The company believes its success has also provided it with credibility in many sectors. “Our clients are our best ambassadors. We have an extremely high customer satisfaction rate that is the direct result of increases in productivity observed wherever Guide Ti is used,” he says.

New Opportunities
Most large mining companies use management software, such as SAP, JD Edwards and Oracle. These solutions offer maintenance modules, but none of them are as powerful or as flexible as software designed for that specific purpose, says Cogep.

Seizing the opportunity, the company designed Guide Ti to integrate completely and easily into systems already in place.

“There are opportunities now to increase our market share with regard to large mining corporations around the world,” states Fournier.
Promising Sector for Investing
The mining sector is a particularly active one in Canada. Given the current metal prices, the economic conditions are optimal for investments in the mining sector.

This is the case particularly in Quebec where the Institut de la statistique du Québec announced in March this year that investments might reach a new high in 2011.

Total investments could amount to $2.9-billion, an increase of 17% over the US$2.5-billion invested in 2010, which, in turn, amounted to a 22% increase over 2009.

High Stakes
In spite of the current enthusiasm for natural resources, the mining industry faces a number of operational challenges resulting from the remoteness of sites, Cogep notes.

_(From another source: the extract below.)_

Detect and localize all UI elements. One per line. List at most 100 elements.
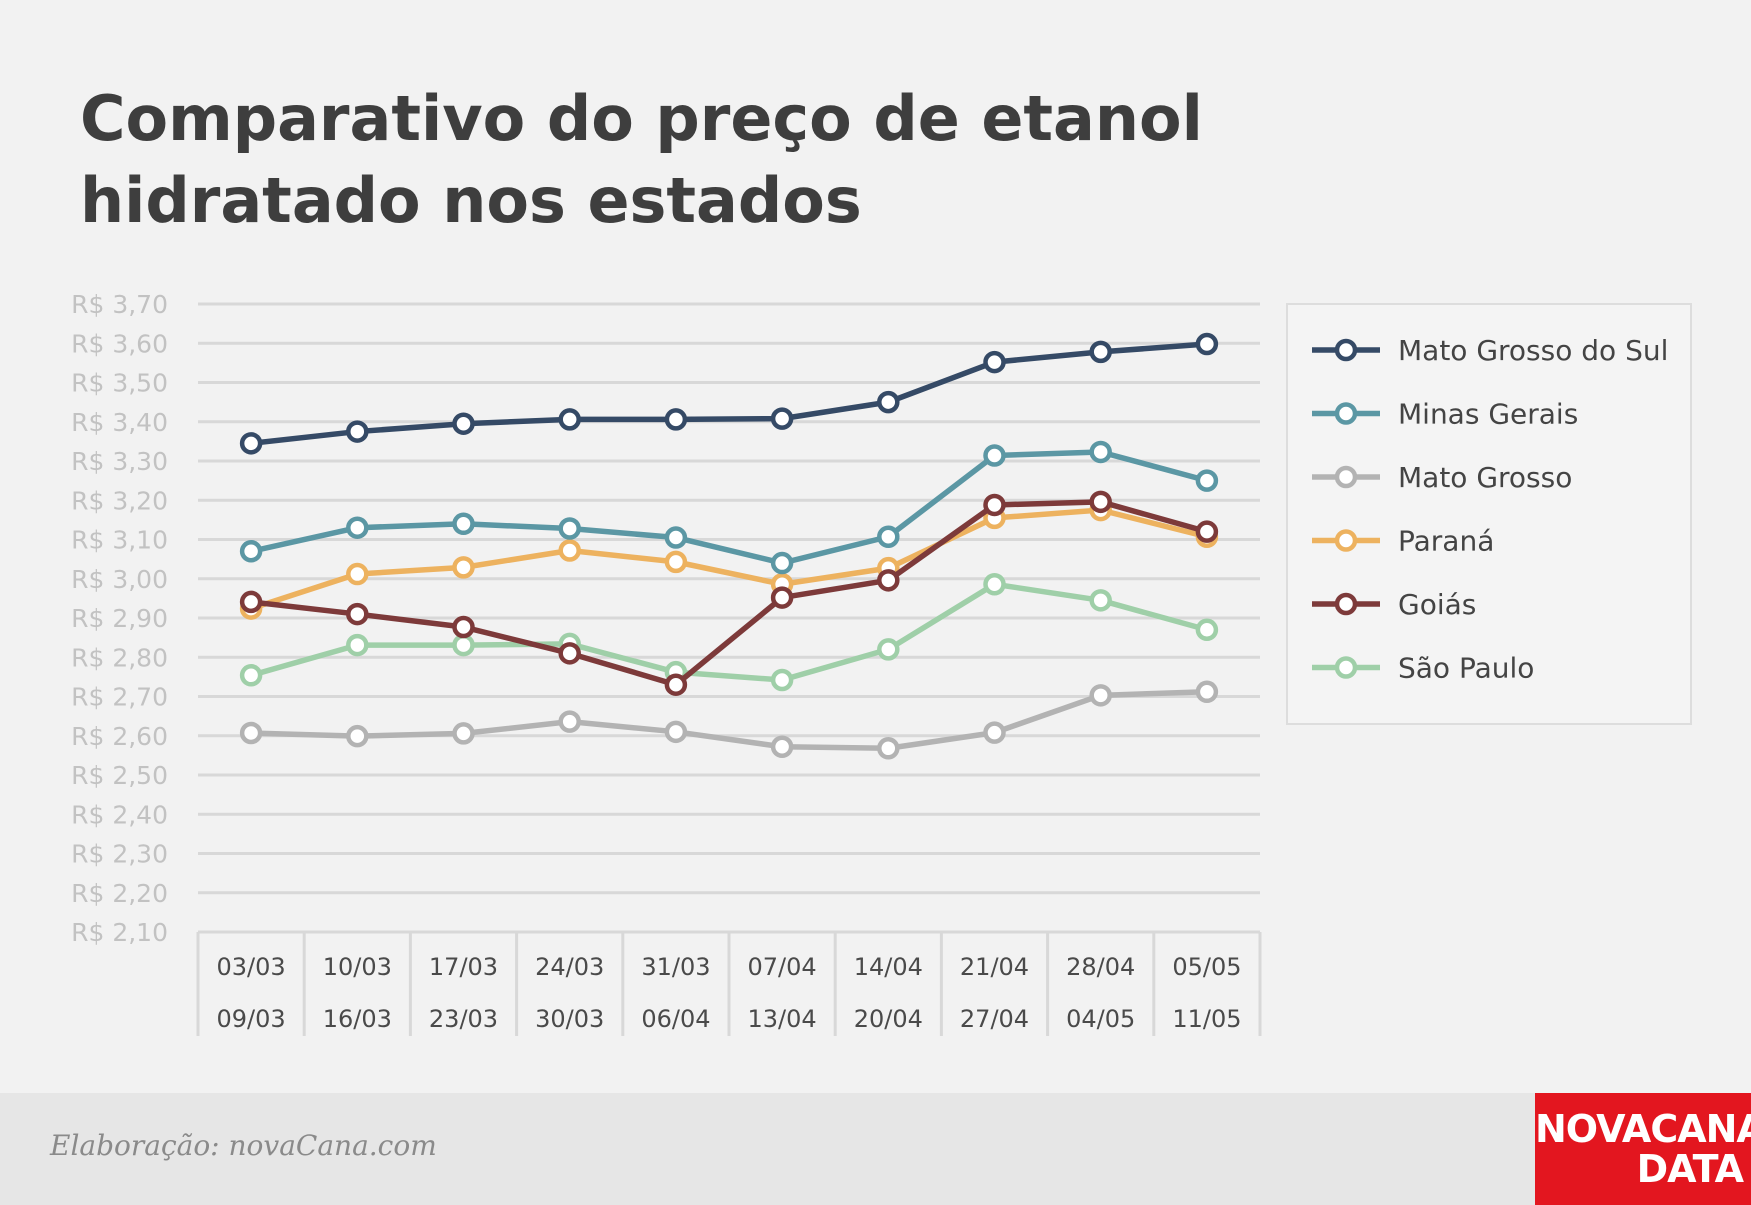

“Though the industry employs more than 35 000 workers in Quebec, the scarcity of skilled workers represents a significant challenge too. “With a software solution such as Guide Ti, which compiles a historical record of machinery maintenance, knowledge transfer is greatly improved,” says the company.
Further, it highlights that efficient exploitation of a mine always involves extracting more products with less equipment and doing this rapidly. Faster delivery times and lower transportation costs, with regard to parts procurement and inventory, are central to the efficiency and profitability of a mine.

Production stoppages lead to higher mineral extraction costs; however, by relying on superior preventive maintenance management, procurement process management and parts inventory management, Canadian mines ensure that they remain competitive,” concludes Cogep.